Microbiome after antibiotic treatment. 16s RNA sequencing results of the alpha diversity measured by the Shannon alpha diversity index and plotted in box plots (a). Significance between groups is labeled with *p < .05, **p < .01, ***p < .001. Box plots of the relative abundance of the phylum at 24 h post pellet removal and Wilcox statistical analysis (b). The significant results are indicated by *p < .05, **p < .01, all other differences are not statistically significant. Relative abundance of the genus is displayed in box plot with significant results, of the Wilcox statistical analysis, displayed with *p < .05, **p < .01, ***p < .001, all other differences are p > .05. For all graphs in this figure have an n = 7–9 with four replicates of n = 2–3 per group.

Figure 6.

Germ-Free mice and TLR2 whole body knockout mice display less somatic withdrawal symptoms. Germ-Free mouse paradigm with two groups: germ-free (GF) and specific pathogen free (SPF) (a).
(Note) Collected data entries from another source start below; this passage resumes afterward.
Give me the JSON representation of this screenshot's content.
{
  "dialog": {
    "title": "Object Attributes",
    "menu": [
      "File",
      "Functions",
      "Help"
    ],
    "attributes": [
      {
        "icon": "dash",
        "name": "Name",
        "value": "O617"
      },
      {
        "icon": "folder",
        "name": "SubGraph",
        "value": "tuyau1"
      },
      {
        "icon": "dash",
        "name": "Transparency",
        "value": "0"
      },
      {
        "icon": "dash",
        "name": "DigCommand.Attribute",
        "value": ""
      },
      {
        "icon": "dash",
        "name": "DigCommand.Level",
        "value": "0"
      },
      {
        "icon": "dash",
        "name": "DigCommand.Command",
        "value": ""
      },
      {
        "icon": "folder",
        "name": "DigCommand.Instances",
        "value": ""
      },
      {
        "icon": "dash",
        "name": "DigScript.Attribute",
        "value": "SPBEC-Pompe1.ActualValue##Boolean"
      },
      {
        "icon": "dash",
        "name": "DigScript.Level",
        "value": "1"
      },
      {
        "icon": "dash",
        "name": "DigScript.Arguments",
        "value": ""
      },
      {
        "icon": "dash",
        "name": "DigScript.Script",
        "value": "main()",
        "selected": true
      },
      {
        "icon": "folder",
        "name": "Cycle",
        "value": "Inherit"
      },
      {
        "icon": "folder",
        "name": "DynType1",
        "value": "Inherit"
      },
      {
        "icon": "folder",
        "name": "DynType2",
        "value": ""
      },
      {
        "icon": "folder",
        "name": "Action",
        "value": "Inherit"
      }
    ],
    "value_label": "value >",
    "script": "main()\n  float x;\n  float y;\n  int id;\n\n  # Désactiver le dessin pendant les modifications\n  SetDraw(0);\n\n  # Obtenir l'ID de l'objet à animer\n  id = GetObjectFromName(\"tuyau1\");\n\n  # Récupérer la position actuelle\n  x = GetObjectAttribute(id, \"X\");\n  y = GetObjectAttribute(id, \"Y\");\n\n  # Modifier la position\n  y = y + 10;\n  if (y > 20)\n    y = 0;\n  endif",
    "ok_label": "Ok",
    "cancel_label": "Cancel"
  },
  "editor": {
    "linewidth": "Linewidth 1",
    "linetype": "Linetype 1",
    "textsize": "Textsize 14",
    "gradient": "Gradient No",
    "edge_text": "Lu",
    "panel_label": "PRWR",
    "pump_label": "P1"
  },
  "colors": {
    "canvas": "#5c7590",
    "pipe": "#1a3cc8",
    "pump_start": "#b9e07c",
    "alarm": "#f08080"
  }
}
The mean total withdrawal (b) and mean number of jumps (c) are plotted with SEM error bars and an n = 6 per group. Statistical analysis by two-way ANOVA, Tukey’s multiple comparisons test, **p < .01, ****p < .0001 compared between the germ-free and SPF mice. TLR4 and TLR2 whole body knockout model paradigm with six total groups: TLR2 knockout with morphine or placebo (TLR2 K/O MORPH and TLR2K/O PLCB) TLR4 knockout with morphine or placebo (TLR4 K/O MORPH and TLR4 K/O PLCB) and wildtype animals with morphine or placebo (WT MORPH and WT PLCB) (d). Mean number of jumps (e) are plotted it with SEM error bars. Statistical analysis by two-way ANOVA, Tukey’s multiple comparisons test, *p < .05 compared between the TLR2 K/O MORPH and WT MORPH groups. There was an n = 9–11 per group. Replicates were run with 1–3 per group repeated five times.